According to a new study, network science can be utilized to eliminate race and gender prejudice in clinical settings. The findings imply that maintaining clinician peer networks is an effective new strategy to provide safer, more equal health care for women and minorities. Clinical practice bias, particularly bias based on race and gender, is a persistent driver of healthcare inequities. Within an experimental scenario, we evaluated the possibility of a peer-network method to eliminate prejudice in medical treatment decisions.
A study published in Nature Communications by the University of Pennsylvania provides compelling evidence that network science can be utilized to eliminate race and gender bias in clinical settings. The study, led by Professor Damon Centola of the Annenberg School for Communication and the School of Engineering and Applied Science, proposes a novel approach to ensuring safer, more equal health care for women and minorities by regulating clinician peer networks.
Using an experimental methodology, researchers demonstrated that clinicians who initially displayed considerable race and gender bias in their treatment of a clinical case could be persuaded to adjust their therapeutic advice to be bias-free.
“We discovered that by changing the structure of clinicians’ information-sharing networks, we could change doctors’ biased perceptions of their patients’ clinical information,” says Centola, who also directs the Annenberg School’s Network Dynamics Group and is a Senior Fellow of Health Economics at the Leonard Davis Institute. “To put it simply, doctors tend to think differently in networks than they do alone.”
We generally conceive of doctors making reasonable decisions based on medical data, but medical bias is frequently entrenched in professional conventions. Changing the networks of practitioners can alter these norms, resulting in higher-quality treatment suggestions for minority patients.
Professor Damon Centola
The researchers asked 840 professionals to watch a video of a patient delivering a clinical history identifying risk factors for heart disease as part of the trial. The patient was portrayed by a white male actor for half of the physicians and a Black female actor for the other half. Aside from that, the videos were identical.

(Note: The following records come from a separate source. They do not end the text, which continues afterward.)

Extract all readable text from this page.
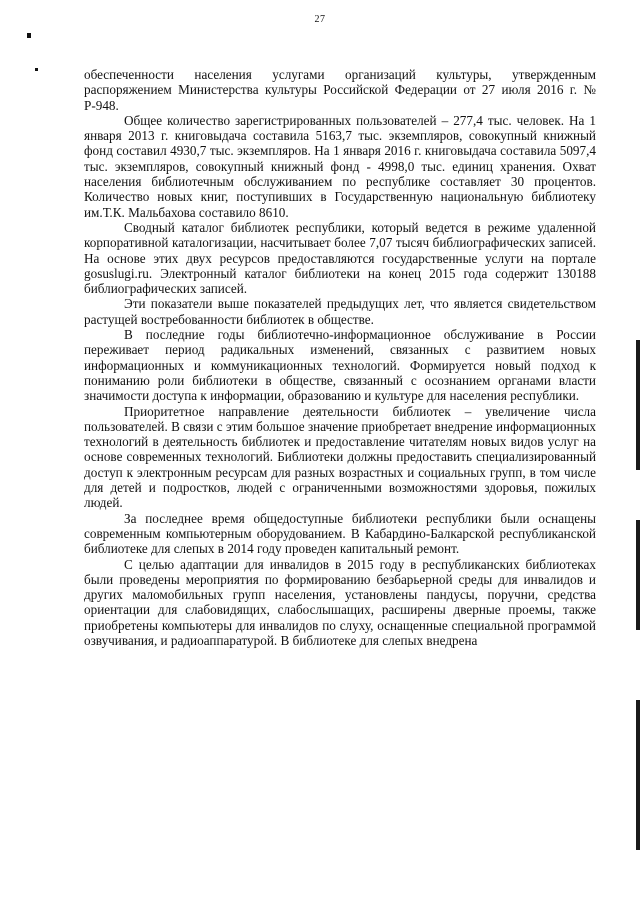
27

обеспеченности населения услугами организаций культуры, утвержденным распоряжением Министерства культуры Российской Федерации от 27 июля 2016 г. № Р-948.

Общее количество зарегистрированных пользователей – 277,4 тыс. человек. На 1 января 2013 г. книговыдача составила 5163,7 тыс. экземпляров, совокупный книжный фонд составил 4930,7 тыс. экземпляров. На 1 января 2016 г. книговыдача составила 5097,4 тыс. экземпляров, совокупный книжный фонд - 4998,0 тыс. единиц хранения. Охват населения библиотечным обслуживанием по республике составляет 30 процентов. Количество новых книг, поступивших в Государственную национальную библиотеку им.Т.К. Мальбахова составило 8610.

Сводный каталог библиотек республики, который ведется в режиме удаленной корпоративной каталогизации, насчитывает более 7,07 тысяч библиографических записей. На основе этих двух ресурсов предоставляются государственные услуги на портале gosuslugi.ru. Электронный каталог библиотеки на конец 2015 года содержит 130188 библиографических записей.

Эти показатели выше показателей предыдущих лет, что является свидетельством растущей востребованности библиотек в обществе.

В последние годы библиотечно-информационное обслуживание в России переживает период радикальных изменений, связанных с развитием новых информационных и коммуникационных технологий. Формируется новый подход к пониманию роли библиотеки в обществе, связанный с осознанием органами власти значимости доступа к информации, образованию и культуре для населения республики.

Приоритетное направление деятельности библиотек – увеличение числа пользователей. В связи с этим большое значение приобретает внедрение информационных технологий в деятельность библиотек и предоставление читателям новых видов услуг на основе современных технологий. Библиотеки должны предоставить специализированный доступ к электронным ресурсам для разных возрастных и социальных групп, в том числе для детей и подростков, людей с ограниченными возможностями здоровья, пожилых людей.

За последнее время общедоступные библиотеки республики были оснащены современным компьютерным оборудованием. В Кабардино-Балкарской республиканской библиотеке для слепых в 2014 году проведен капитальный ремонт.

С целью адаптации для инвалидов в 2015 году в республиканских библиотеках были проведены мероприятия по формированию безбарьерной среды для инвалидов и других маломобильных групп населения, установлены пандусы, поручни, средства ориентации для слабовидящих, слабослышащих, расширены дверные проемы, также приобретены компьютеры для инвалидов по слуху, оснащенные специальной программой озвучивания, и радиоаппаратурой. В библиотеке для слепых внедрена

Based on the patient’s information, clinicians chose one of four treatment recommendations: a dangerous alternative, an under-treatment option, the correct guideline-recommended option, or an over-treatment option.
According to preliminary findings, a Black female patient was 49 percent more likely than a white male patient to be discharged. The white male patient, on the other hand, was 78% more likely than the Black female patient to be referred to the emergency department. The findings confirmed a well-documented fact about American health care: widespread racial and gender bias in medicine.
To counteract these effects, the doctors were divided into two groups: experimental and control. The control groups saw the movie alone, with no interaction from other participants, and had the option to amend their recommendations. The medical bias in the control groups remained unchanged.
In the experimental scenario, the physicians were linked into huge, anonymous peer networks with 40 other clinicians. Each participant was allowed to see the judgments given by their network peers and had the option to amend their recommendations.
The peer network impacts were astounding. Not only did the networks increase clinical accuracy, but they also removed treatment inequities from physicians’ recommendations, resulting in white male and black female patients obtaining guideline-recommended care at the same rate.
“We generally conceive of doctors making reasonable decisions based on medical data,” Centola says, “but medical bias is frequently entrenched in professional conventions.” Changing the networks of practitioners can alter these norms, resulting in higher-quality treatment suggestions for minority patients.”
Surprisingly, the studies also demonstrated that the network approach to bias reduction increased overall care quality. Researchers discovered that the rate of over-treatment – such as prescribing an unneeded, invasive operation – increased for both patients in the control groups, but fell dramatically for both patients in the experimental groups.
The increasing use of telemedicine and online clinical support networks provide a great opportunity for new information-sharing technologies to aid clinical decision-making. This network-based strategy to removing bias could be used in other medical situations where there are known to be large racial and gender inequities, such as childbirth and acute pain management, as well as mental health and urgent care decisions for COVID-19-related illness.
“The future of medicine is using network technology to improve health care,” Centola argues. “Our next step will be to collaborate with hospital systems around the country to create effective peer-networking initiatives.”
Recent nonclinical research has shown that information transmission in large social networks with uniform—that is, egalitarian—connectivity can be useful for boosting collective intelligence in both health-related and non-health-related risk evaluations. According to research on bias reduction in partisan networks, this process of collective learning in egalitarian networks can successfully diminish, and even eradicate, preexisting political prejudices in the appraisal of novel information.